A “glimmer of encouragement” that Soviet state-inspired restrictions against Jewish community life may be eased in the USSR was expressed here today by B’nai B’rith president Label A Katz at the annual meeting of the B’nai B’rith International Council. Mr. Katz, who is the Council chairman, listed a recent series of “small but possibly significant developments” within the USSR that “suggest Soviet authorities are seriously disturbed by the extent of Western criticism over the discriminatory status of Soviet Jews.”
Among these, Mr.
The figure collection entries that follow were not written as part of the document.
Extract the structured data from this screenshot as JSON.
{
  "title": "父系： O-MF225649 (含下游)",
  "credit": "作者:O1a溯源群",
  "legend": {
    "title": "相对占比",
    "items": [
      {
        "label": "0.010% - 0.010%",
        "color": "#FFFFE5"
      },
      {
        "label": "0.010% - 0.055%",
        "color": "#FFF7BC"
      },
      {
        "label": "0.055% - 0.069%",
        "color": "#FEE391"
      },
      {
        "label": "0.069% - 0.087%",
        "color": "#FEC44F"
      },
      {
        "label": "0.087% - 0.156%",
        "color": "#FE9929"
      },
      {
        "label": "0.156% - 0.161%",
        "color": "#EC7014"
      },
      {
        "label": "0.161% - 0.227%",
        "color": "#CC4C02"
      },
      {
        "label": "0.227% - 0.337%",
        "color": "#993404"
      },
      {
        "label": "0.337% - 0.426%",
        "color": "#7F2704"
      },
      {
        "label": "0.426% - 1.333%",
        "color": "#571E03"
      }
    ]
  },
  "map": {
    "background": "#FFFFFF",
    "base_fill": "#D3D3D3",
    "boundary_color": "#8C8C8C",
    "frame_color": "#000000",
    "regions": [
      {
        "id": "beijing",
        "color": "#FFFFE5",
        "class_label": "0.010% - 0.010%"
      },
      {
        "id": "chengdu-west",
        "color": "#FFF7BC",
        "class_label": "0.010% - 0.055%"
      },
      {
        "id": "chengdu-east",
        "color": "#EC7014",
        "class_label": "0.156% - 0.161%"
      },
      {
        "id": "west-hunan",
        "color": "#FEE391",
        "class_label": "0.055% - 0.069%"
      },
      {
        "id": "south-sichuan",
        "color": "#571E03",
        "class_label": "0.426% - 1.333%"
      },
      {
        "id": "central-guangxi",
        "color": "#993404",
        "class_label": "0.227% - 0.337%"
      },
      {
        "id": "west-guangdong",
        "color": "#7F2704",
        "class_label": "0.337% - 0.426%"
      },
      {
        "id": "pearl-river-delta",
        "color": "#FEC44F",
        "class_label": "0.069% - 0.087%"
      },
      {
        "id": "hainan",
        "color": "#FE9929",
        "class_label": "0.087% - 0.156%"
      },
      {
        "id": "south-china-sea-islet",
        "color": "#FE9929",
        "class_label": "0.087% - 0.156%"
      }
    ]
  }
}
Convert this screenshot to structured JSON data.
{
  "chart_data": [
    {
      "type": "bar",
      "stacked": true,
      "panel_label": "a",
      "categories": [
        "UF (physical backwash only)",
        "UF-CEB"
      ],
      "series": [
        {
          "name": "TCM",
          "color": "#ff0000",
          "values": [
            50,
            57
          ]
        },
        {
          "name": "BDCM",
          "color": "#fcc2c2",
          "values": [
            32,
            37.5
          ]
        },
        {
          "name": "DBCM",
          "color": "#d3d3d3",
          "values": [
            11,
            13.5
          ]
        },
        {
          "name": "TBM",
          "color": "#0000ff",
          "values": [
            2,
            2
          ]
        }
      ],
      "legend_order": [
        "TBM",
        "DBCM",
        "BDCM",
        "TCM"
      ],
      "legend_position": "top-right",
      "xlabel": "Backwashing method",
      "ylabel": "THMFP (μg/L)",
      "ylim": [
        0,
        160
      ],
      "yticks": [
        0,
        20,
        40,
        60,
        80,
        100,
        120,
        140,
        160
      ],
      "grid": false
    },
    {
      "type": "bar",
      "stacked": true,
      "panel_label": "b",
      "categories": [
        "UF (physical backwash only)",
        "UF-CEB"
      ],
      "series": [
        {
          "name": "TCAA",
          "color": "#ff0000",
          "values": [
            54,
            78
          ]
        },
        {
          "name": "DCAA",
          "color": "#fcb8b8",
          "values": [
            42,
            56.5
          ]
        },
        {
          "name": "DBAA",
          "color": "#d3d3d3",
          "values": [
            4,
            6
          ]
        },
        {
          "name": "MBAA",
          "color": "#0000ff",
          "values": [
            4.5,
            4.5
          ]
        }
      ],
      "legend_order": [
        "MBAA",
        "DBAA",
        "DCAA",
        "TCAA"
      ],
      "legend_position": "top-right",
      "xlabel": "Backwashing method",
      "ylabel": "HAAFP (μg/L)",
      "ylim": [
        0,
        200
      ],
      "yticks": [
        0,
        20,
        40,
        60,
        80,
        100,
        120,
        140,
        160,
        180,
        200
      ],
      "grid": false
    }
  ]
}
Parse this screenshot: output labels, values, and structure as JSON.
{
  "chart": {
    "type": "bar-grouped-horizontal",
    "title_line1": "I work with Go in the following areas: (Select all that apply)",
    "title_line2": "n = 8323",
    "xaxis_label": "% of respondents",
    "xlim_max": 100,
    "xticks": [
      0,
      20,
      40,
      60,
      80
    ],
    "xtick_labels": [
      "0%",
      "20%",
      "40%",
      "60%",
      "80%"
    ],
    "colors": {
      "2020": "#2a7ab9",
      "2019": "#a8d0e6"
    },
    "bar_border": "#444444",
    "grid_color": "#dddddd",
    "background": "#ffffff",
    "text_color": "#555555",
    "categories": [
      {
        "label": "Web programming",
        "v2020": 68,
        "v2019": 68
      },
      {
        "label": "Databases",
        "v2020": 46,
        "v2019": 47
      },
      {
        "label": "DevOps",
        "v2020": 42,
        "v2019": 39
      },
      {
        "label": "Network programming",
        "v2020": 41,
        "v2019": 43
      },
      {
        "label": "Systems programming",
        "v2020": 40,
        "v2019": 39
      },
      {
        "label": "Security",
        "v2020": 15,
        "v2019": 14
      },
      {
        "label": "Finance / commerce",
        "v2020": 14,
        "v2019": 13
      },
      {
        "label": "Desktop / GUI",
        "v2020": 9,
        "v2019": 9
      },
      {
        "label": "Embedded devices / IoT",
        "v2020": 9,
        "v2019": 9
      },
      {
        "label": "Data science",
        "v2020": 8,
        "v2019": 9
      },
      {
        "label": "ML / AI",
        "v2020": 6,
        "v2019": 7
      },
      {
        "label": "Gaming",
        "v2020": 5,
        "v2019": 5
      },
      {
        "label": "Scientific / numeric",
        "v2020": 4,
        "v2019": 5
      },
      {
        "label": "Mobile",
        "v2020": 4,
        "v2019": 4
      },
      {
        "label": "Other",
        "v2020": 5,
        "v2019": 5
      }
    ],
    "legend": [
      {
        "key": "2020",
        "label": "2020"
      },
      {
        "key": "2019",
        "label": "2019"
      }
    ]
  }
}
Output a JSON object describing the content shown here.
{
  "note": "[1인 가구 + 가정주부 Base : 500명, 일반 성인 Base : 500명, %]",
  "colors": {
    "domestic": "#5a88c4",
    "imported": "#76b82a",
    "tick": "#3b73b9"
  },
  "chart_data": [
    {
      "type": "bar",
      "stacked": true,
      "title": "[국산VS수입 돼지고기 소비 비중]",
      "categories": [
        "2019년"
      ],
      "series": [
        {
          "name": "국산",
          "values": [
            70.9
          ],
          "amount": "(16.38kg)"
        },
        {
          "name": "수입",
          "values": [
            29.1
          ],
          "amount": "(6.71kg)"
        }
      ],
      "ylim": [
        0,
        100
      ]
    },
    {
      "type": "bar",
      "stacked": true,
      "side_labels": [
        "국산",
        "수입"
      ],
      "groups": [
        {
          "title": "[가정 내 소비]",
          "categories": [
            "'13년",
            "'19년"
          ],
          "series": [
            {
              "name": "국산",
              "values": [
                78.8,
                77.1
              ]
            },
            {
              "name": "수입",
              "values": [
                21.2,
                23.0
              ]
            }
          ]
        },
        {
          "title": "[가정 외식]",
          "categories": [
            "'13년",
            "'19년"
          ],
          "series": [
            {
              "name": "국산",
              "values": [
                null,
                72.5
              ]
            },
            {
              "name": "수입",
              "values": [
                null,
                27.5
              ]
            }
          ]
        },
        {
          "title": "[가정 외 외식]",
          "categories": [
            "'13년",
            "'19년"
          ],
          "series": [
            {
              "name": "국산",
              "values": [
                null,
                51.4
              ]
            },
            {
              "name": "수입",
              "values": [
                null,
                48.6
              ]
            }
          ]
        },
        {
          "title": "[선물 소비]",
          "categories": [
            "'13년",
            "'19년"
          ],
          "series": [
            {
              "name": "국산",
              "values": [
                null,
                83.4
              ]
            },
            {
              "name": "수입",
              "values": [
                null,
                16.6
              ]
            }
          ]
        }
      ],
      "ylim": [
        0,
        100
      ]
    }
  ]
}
Katz said, were (1) the Khrushchev letter to Bertrand Russell denying any anti-Semitic implications in the wave of “economic trials”; (2) “contradictory Soviet responses” to a recent B’nai B’rith report of “blood libel” in Uzbekistan, and (3) appearance of the first Yiddish theatre group since 1948, when Stalin demolished almost every vestige of Jewish education and culture in the country.
“Publication of the Khrushchev letter in Izvestia is the first time in more than two decades that the Soviet people have been given to understand by the highest-ruling Party and State authorities that anti-Semitism is officially frowned on, ” Mr. Katz said. “In the past, Soviet denials have been limited to the foreign press.”
Since at least 60 percent of the 121 known death sentences for economic crimes were imposed against Jews in 58 trials in 36 Soviet cities reported as of last month, “there can be little doubt that anti-Semitism was a factor in the trials, ” Mr. Katz said.